Manages modules globally or on a per site basis.

Actions

• :add - add a new module
• :delete - delete a module

Attribute Parameters

• module_name - The name of the module to add or delete
• type - The type of module
• precondition - precondition for module
• application - The application or site to add the module to

Example

# Adds a module called "My 3rd Party Module" to mySite/
iis_module "My 3rd Party Module" do
  application "mySite/"
  precondition "bitness64"
  action :add
end

# Adds a module called "MyModule" to all IIS sites on the server
iis_module "MyModule"

Usage

default

Installs and configures IIS 7.0/7.5/8.0 using the default configuration.

mod_*

This cookbook also contains recipes for installing individual IIS modules (extensions). These recipes can be included in a node's run_list to build the minimal desired custom IIS installation.

• mod_aspnet - installs ASP.NET runtime components
• mod_aspnet45 - installs ASP.NET 4.5 runtime components
• mod_auth_basic - installs Basic Authentication support
• mod_auth_windows - installs Windows Authentication (authenticate clients by using NTLM or Kerberos) support
• mod_compress_dynamic - installs dynamic content compression support.

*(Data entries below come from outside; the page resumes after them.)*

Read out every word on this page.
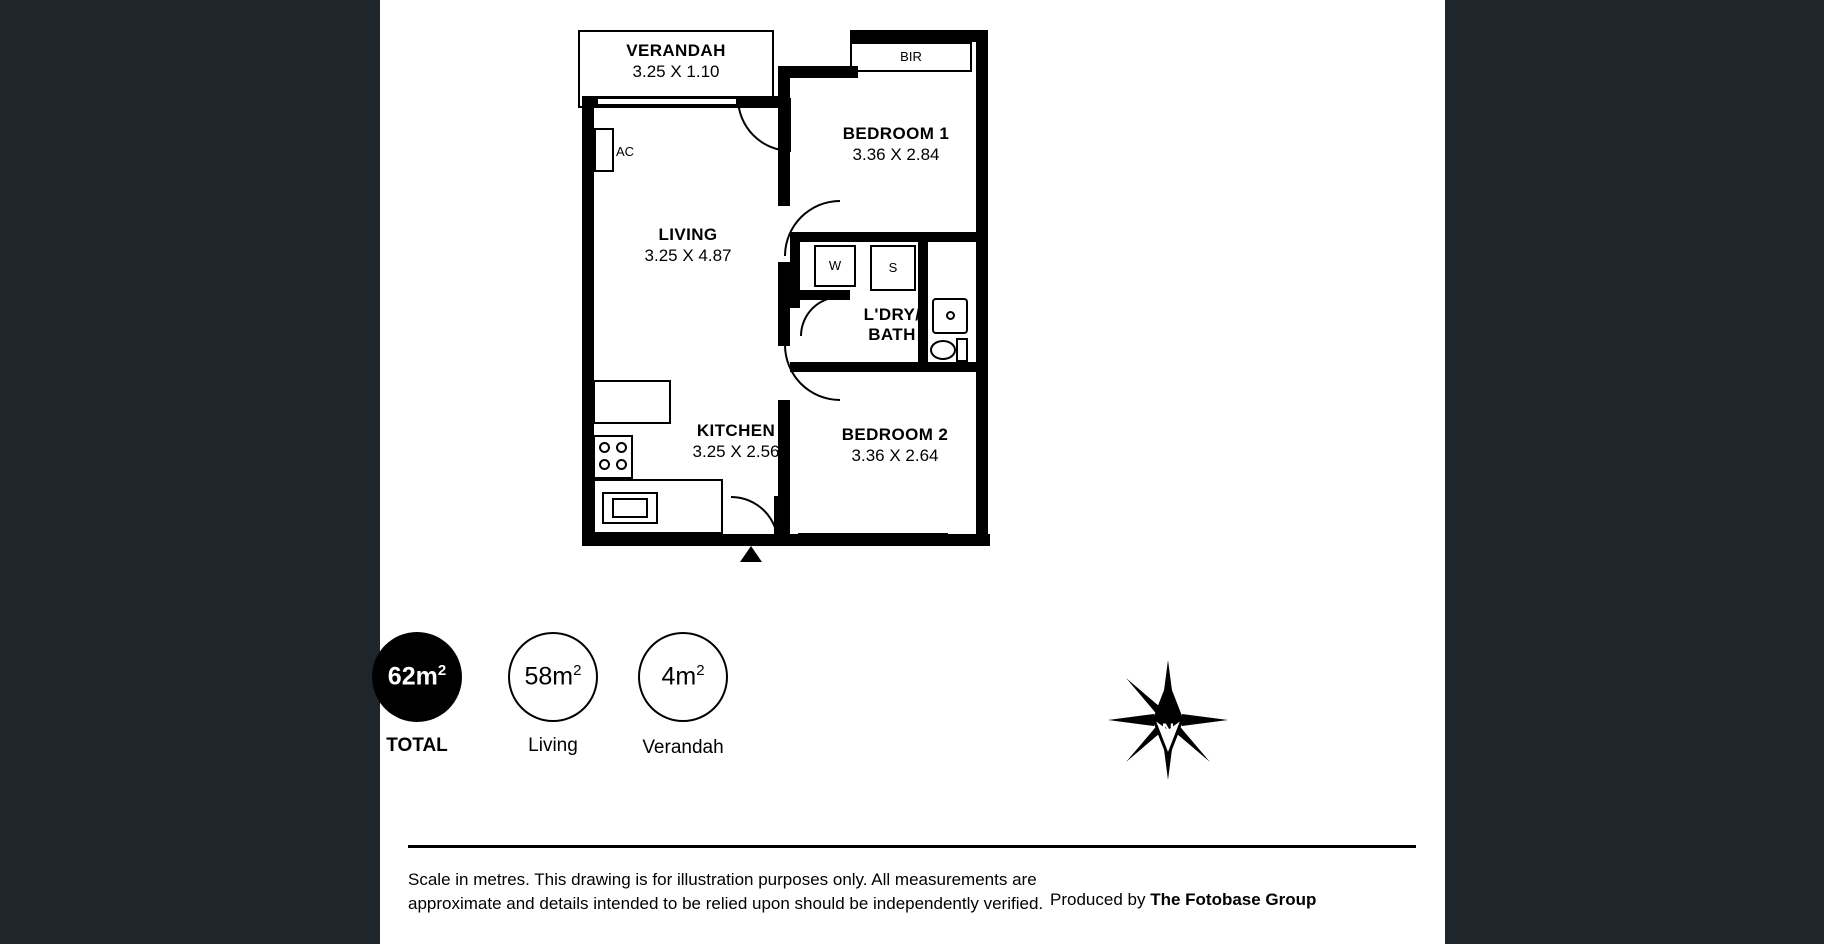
VERANDAH
3.25 X 1.10
BIR
BEDROOM 1
3.36 X 2.84
W	S
L'DRY/
BATH
BEDROOM 2
3.36 X 2.64
LIVING
3.25 X 4.87
AC
KITCHEN
3.25 X 2.56
$62m^2$
TOTAL
$58m^2$
Living
$4m^2$
Verandah
N
Scale in metres. This drawing is for illustration purposes only. All measurements are approximate and details intended to be relied upon should be independently verified. Produced by The Fotobase Group
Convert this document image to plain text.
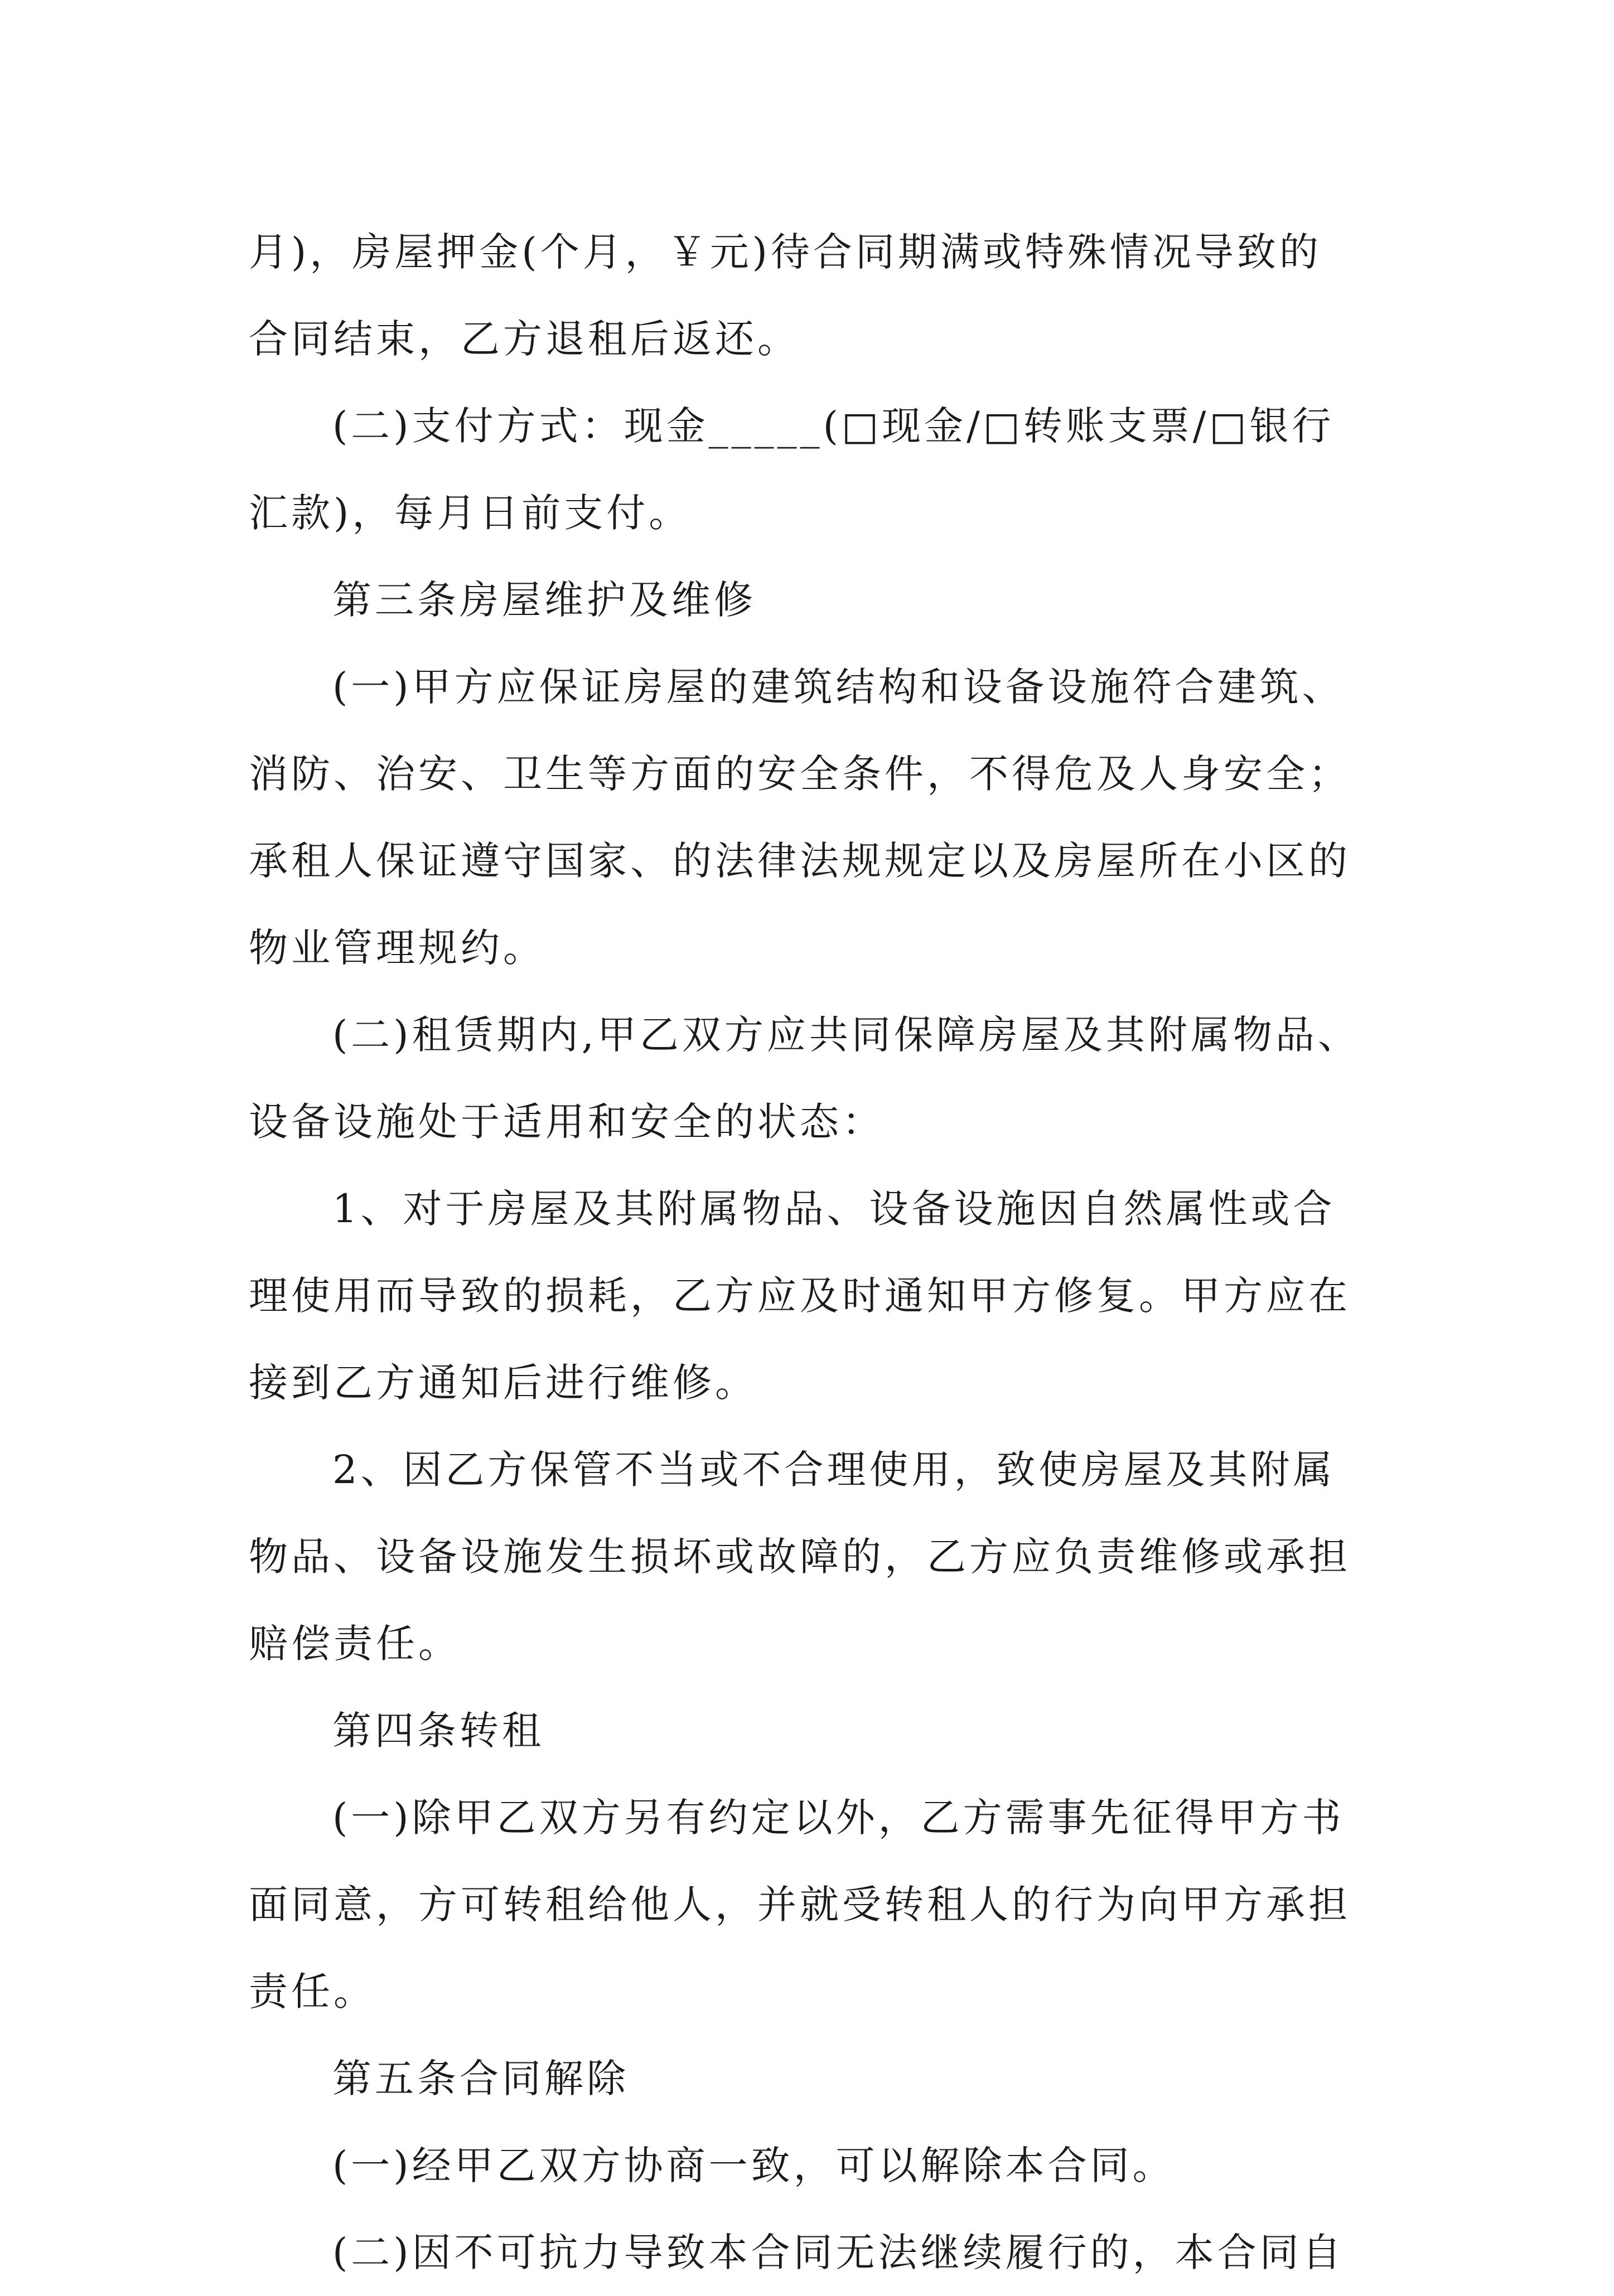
月)，房屋押金(个月，￥元)待合同期满或特殊情况导致的
合同结束，乙方退租后返还。
(二)支付方式：现金_____(□现金/□转账支票/□银行
汇款)，每月日前支付。
第三条房屋维护及维修
(一)甲方应保证房屋的建筑结构和设备设施符合建筑、
消防、治安、卫生等方面的安全条件，不得危及人身安全；
承租人保证遵守国家、的法律法规规定以及房屋所在小区的
物业管理规约。
(二)租赁期内,甲乙双方应共同保障房屋及其附属物品、
设备设施处于适用和安全的状态：
1、对于房屋及其附属物品、设备设施因自然属性或合
理使用而导致的损耗，乙方应及时通知甲方修复。甲方应在
接到乙方通知后进行维修。
2、因乙方保管不当或不合理使用，致使房屋及其附属
物品、设备设施发生损坏或故障的，乙方应负责维修或承担
赔偿责任。
第四条转租
(一)除甲乙双方另有约定以外，乙方需事先征得甲方书
面同意，方可转租给他人，并就受转租人的行为向甲方承担
责任。
第五条合同解除
(一)经甲乙双方协商一致，可以解除本合同。
(二)因不可抗力导致本合同无法继续履行的，本合同自
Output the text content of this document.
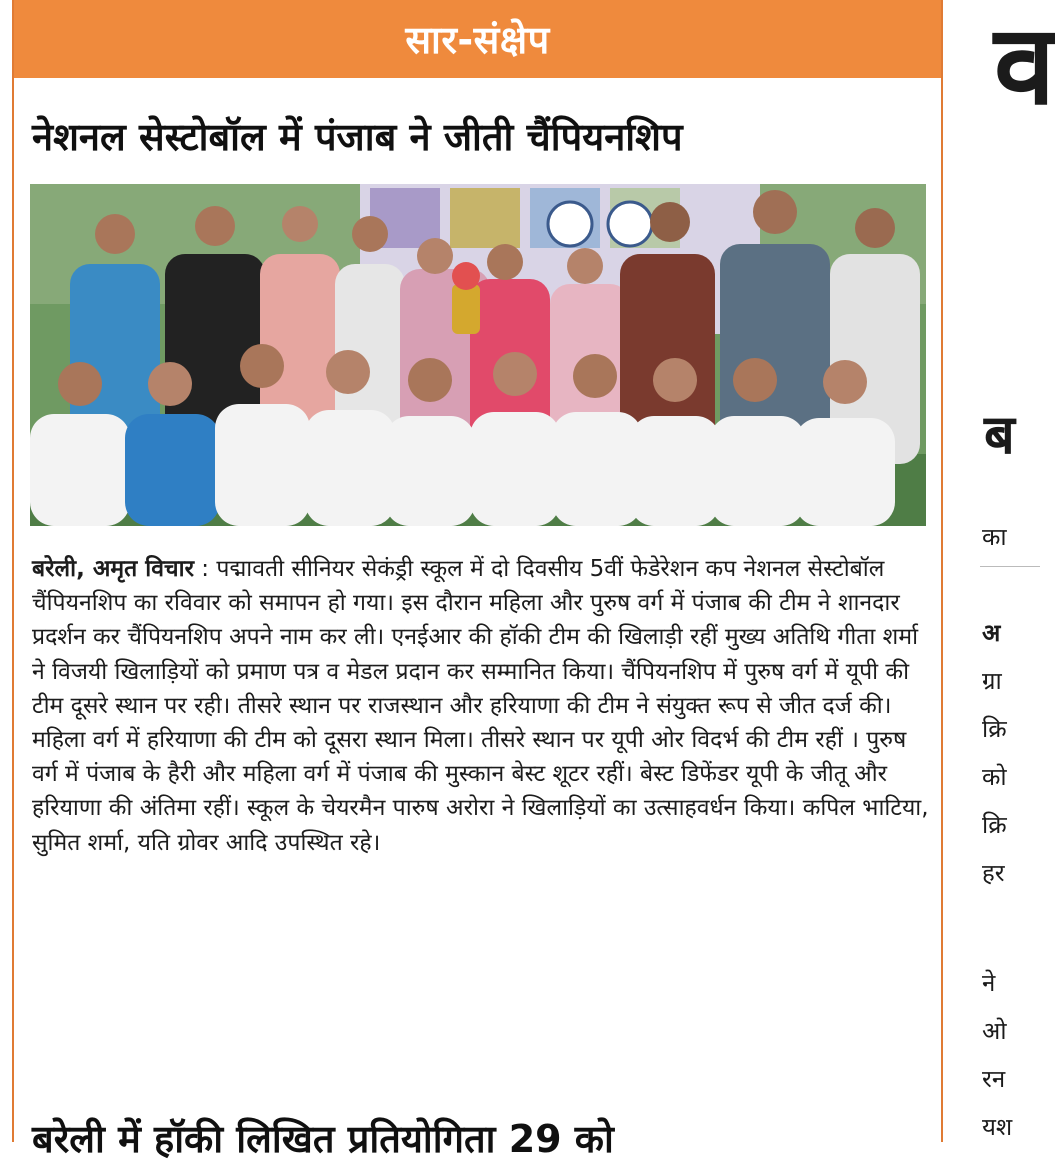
सार-संक्षेप
नेशनल सेस्टोबॉल में पंजाब ने जीती चैंपियनशिप

बरेली, अमृत विचार : पद्मावती सीनियर सेकंड्री स्कूल में दो दिवसीय 5वीं फेडेरेशन कप नेशनल सेस्टोबॉल चैंपियनशिप का रविवार को समापन हो गया। इस दौरान महिला और पुरुष वर्ग में पंजाब की टीम ने शानदार प्रदर्शन कर चैंपियनशिप अपने नाम कर ली। एनईआर की हॉकी टीम की खिलाड़ी रहीं मुख्य अतिथि गीता शर्मा ने विजयी खिलाड़ियों को प्रमाण पत्र व मेडल प्रदान कर सम्मानित किया। चैंपियनशिप में पुरुष वर्ग में यूपी की टीम दूसरे स्थान पर रही। तीसरे स्थान पर राजस्थान और हरियाणा की टीम ने संयुक्त रूप से जीत दर्ज की। महिला वर्ग में हरियाणा की टीम को दूसरा स्थान मिला। तीसरे स्थान पर यूपी ओर विदर्भ की टीम रहीं । पुरुष वर्ग में पंजाब के हैरी और महिला वर्ग में पंजाब की मुस्कान बेस्ट शूटर रहीं। बेस्ट डिफेंडर यूपी के जीतू और हरियाणा की अंतिमा रहीं। स्कूल के चेयरमैन पारुष अरोरा ने खिलाड़ियों का उत्साहवर्धन किया। कपिल भाटिया, सुमित शर्मा, यति ग्रोवर आदि उपस्थित रहे।

बरेली में हॉकी लिखित प्रतियोगिता 29 को
व
ब
का
अ
ग्रा
क्रि
को
क्रि
हर
ने
ओ
रन
यश
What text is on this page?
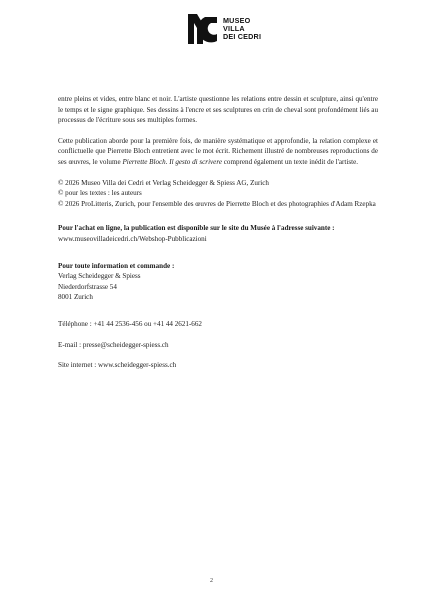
MUSEO
VILLA
DEI CEDRI

entre pleins et vides, entre blanc et noir. L'artiste questionne les relations entre dessin et sculpture, ainsi qu'entre le temps et le signe graphique. Ses dessins à l'encre et ses sculptures en crin de cheval sont profondément liés au processus de l'écriture sous ses multiples formes.

Cette publication aborde pour la première fois, de manière systématique et approfondie, la relation complexe et conflictuelle que Pierrette Bloch entretient avec le mot écrit. Richement illustré de nombreuses reproductions de ses œuvres, le volume Pierrette Bloch. Il gesto di scrivere comprend également un texte inédit de l'artiste.

© 2026 Museo Villa dei Cedri et Verlag Scheidegger & Spiess AG, Zurich

© pour les textes : les auteurs

© 2026 ProLitteris, Zurich, pour l'ensemble des œuvres de Pierrette Bloch et des photographies d'Adam Rzepka

Pour l'achat en ligne, la publication est disponible sur le site du Musée à l'adresse suivante :

www.museovilladeicedri.ch/Webshop-Pubblicazioni

Pour toute information et commande :

Verlag Scheidegger & Spiess

Niederdorfstrasse 54

8001 Zurich

Téléphone : +41 44 2536-456 ou +41 44 2621-662

E-mail : presse@scheidegger-spiess.ch

Site internet : www.scheidegger-spiess.ch

2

PLEASE NOTE - enabling dynamic compression always gives you more efficient use of bandwidth, but if your server's processor utilization is already very high, the CPU load imposed by dynamic compression might make your site perform more slowly.
• mod_compress_static - installs static content compression support
• mod_iis6_metabase_compat - installs IIS 6 Metabase Compatibility component.
• mod_isapi - installs ISAPI (Internet Server Application Programming Interface) extension and filter support.
• mod_logging - installs and enables HTTP Logging (logging of Web site activity), Logging Tools (logging tools and scripts) and Custom Logging (log any of the HTTP request/response headers, IIS server variables, and client-side fields with simple configuration) support
• mod_management - installs Web server Management Console which supports management of local and remote Web servers
• mod_security - installs URL Authorization (Authorizes client access to the URLs that comprise a Web application), Request Filtering (configures rules to block selected client requests) and IP Security (allows or denies content access based on IP address or domain name) support.
• mod_tracing - installs support for tracing ASP.NET applications and failed requests.

Note: Not every possible IIS module has a corresponding recipe. The foregoing recipes are included for convenience, but users may also place additional IIS modules that are installable as Windows features into the node['iis']['components'] array.

License and Author

• Author:: Seth Chisamore ([email protected])
• Author:: Julian Dunn ([email protected])

Copyright:: 2011-2013, Chef Software, Inc.

Licensed under the Apache License, Version 2.0 (the "License"); you may not use this file except in compliance with the License. You may obtain a copy of the License at

http://www.apache.org/licenses/LICENSE-2.0

Unless required by applicable law or agreed to in writing, software distributed under the License is distributed on an "AS IS" BASIS, WITHOUT WARRANTIES OR CONDITIONS OF ANY KIND, either express or implied. See the License for the specific language governing permissions and limitations under the License.